Some of my favorite poems were the following:
"Animal portents foretell the rise of tsunami" because it reminds us that animals will know before humans when disaster strikes.
"White Tsubame" is a superhero origin story and one that I want to see play out in a movie.
"Ama, the woman of the sea" is a whole contained story that could be adapted for the screen.
"Hisako's Testimony (as X-Men's Armor)" is a heartbreaking story of sexual assault.
Roripaugh is the first poet whose work I ever loved, but Tsunami vs. the Fukushima 50 does not match her earlier collections’ quality. A few poems stand up, particularly the narrative ones like “hulk smash” (wonderful!)—and as always, Roripaugh’s sense of musicality is top-notch. The collection is much more energetic and experimental than Roripaugh’s previous work. Overall, though, Tsunami reads a lot like Patricia Smith’s Blood Dazzler with some pop-references thrown in, à la Ashbery. A bit unsurprising, but I’m curious about what Roripaugh will write next.

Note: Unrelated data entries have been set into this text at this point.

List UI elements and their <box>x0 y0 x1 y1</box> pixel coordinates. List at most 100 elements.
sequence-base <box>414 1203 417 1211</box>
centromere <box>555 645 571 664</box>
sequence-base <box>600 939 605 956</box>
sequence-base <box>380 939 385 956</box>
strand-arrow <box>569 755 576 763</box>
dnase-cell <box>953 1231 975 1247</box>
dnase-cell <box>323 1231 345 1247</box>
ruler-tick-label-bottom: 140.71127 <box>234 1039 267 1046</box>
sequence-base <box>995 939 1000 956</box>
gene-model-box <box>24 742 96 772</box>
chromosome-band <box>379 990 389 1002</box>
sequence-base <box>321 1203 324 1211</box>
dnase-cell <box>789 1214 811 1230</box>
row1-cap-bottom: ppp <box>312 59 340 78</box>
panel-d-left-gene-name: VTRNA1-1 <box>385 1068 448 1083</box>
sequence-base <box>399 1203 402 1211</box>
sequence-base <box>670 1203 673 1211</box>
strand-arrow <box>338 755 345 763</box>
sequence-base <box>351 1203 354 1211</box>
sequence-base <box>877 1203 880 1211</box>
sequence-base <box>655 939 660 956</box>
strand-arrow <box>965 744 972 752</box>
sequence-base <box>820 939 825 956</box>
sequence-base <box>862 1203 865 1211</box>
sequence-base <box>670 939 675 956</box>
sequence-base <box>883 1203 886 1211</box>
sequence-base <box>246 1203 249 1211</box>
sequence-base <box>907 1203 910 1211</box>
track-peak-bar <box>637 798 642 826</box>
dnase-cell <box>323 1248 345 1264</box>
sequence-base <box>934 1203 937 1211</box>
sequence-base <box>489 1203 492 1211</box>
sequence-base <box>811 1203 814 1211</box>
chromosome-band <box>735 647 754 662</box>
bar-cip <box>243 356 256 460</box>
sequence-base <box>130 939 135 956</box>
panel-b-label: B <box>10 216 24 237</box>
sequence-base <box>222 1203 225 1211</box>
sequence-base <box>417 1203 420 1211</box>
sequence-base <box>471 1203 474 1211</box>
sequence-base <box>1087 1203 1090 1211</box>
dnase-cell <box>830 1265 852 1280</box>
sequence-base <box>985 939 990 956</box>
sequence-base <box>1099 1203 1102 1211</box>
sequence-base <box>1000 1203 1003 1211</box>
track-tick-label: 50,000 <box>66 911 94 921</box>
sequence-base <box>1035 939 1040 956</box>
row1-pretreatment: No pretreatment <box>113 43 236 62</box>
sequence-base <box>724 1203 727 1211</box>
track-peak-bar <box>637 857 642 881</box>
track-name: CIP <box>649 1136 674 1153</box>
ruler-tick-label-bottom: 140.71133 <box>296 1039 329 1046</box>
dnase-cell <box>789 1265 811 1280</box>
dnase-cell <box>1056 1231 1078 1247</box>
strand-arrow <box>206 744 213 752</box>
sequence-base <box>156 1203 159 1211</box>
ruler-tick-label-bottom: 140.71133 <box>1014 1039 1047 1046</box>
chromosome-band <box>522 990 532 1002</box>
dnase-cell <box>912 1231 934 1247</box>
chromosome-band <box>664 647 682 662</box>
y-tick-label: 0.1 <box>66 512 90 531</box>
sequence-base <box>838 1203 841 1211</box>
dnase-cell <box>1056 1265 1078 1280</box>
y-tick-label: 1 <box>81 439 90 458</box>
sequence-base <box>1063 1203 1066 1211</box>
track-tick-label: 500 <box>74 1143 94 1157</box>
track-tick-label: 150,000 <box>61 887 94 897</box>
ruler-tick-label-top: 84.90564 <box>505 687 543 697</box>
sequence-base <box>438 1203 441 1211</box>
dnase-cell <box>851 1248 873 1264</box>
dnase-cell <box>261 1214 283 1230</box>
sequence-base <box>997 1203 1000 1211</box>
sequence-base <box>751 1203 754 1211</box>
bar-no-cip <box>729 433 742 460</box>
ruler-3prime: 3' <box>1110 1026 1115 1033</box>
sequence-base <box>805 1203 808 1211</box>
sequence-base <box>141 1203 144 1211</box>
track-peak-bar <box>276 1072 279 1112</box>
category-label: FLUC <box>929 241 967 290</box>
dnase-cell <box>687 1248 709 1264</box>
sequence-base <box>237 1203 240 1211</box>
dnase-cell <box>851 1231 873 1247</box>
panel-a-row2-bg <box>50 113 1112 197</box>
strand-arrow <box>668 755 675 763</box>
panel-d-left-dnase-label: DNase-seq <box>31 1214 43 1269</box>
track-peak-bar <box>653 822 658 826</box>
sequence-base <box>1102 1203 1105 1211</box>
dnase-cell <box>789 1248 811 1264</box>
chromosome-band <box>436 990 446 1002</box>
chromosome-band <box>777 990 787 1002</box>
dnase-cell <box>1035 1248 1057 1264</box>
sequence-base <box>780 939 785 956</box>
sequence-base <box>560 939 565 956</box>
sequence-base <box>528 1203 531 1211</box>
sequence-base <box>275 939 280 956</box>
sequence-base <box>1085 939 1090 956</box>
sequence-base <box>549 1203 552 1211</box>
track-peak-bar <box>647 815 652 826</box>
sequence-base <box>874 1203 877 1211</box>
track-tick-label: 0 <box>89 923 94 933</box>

From the deceptively prosaic-yet-emotive dialogue of Fukushima survivors, to the utterly sublime, irreverent, often anthropomorphised tsunami flooding the pages of this bittersweet (and occasionally sharply hilarious) collection, the reader’s journey tumbles through language in awe at nature’s devastatingly wild and untameable expression, into the very human fragilities of hubris, stoicism and grief.
Read Harder 2019: A collection of poetry published since 2014
I didn't intend to read this directly on the heels of Rebecca Solnit's A Paradise Built in Hell, but that's how it worked out. It was a timely reminder that "nonfiction" is not the only narrative for teaching history. I loved these poems and will be haunted by many of them.
Last night I had the opportunity to listed to Dr. Roripaugh read some poems from this collection, and they were remarkable. Now, after finishing the collection in its entirety, I can assure you that it is stunning. Roripaugh's ability to manipulate language to create haunting, beautiful images feels completely new and unlike anything I've read so far. I highly recommend this collection.
There are so many delightful surprises in the images and language of these poems. Beautiful and slippery, but also with the immense gravity of the two disasters. The results are powerful and complex, thrilling all the way through.
Imaginative poetry with incredible language/style. I'm always a fan of using a sci-fi premise (in this case, superheroes and kaiju) to explore real systems or traumas.
Tsunami vs Fukushima 50 is not a poetry collection about tragedy, it is a collection about the people this tragedy happened to. It opens with the act of waking up in the first line “awoken venom // cobra come uncharmed” and concludes with a hermit crab poem redefining the vocabulary of a tsunami. This book takes the reader on a journey through Japan, interspacing journalistic poetry recounting real people's experiences with the 2011 earthquake, tsunami, and nuclear disaster told in first person, with third person personification poems depicting a tsunami as a woman. This is a poetry collection about sleep, marine life, snakes, radiation, pop culture, robots, superheroes, moles, and the destruction of families.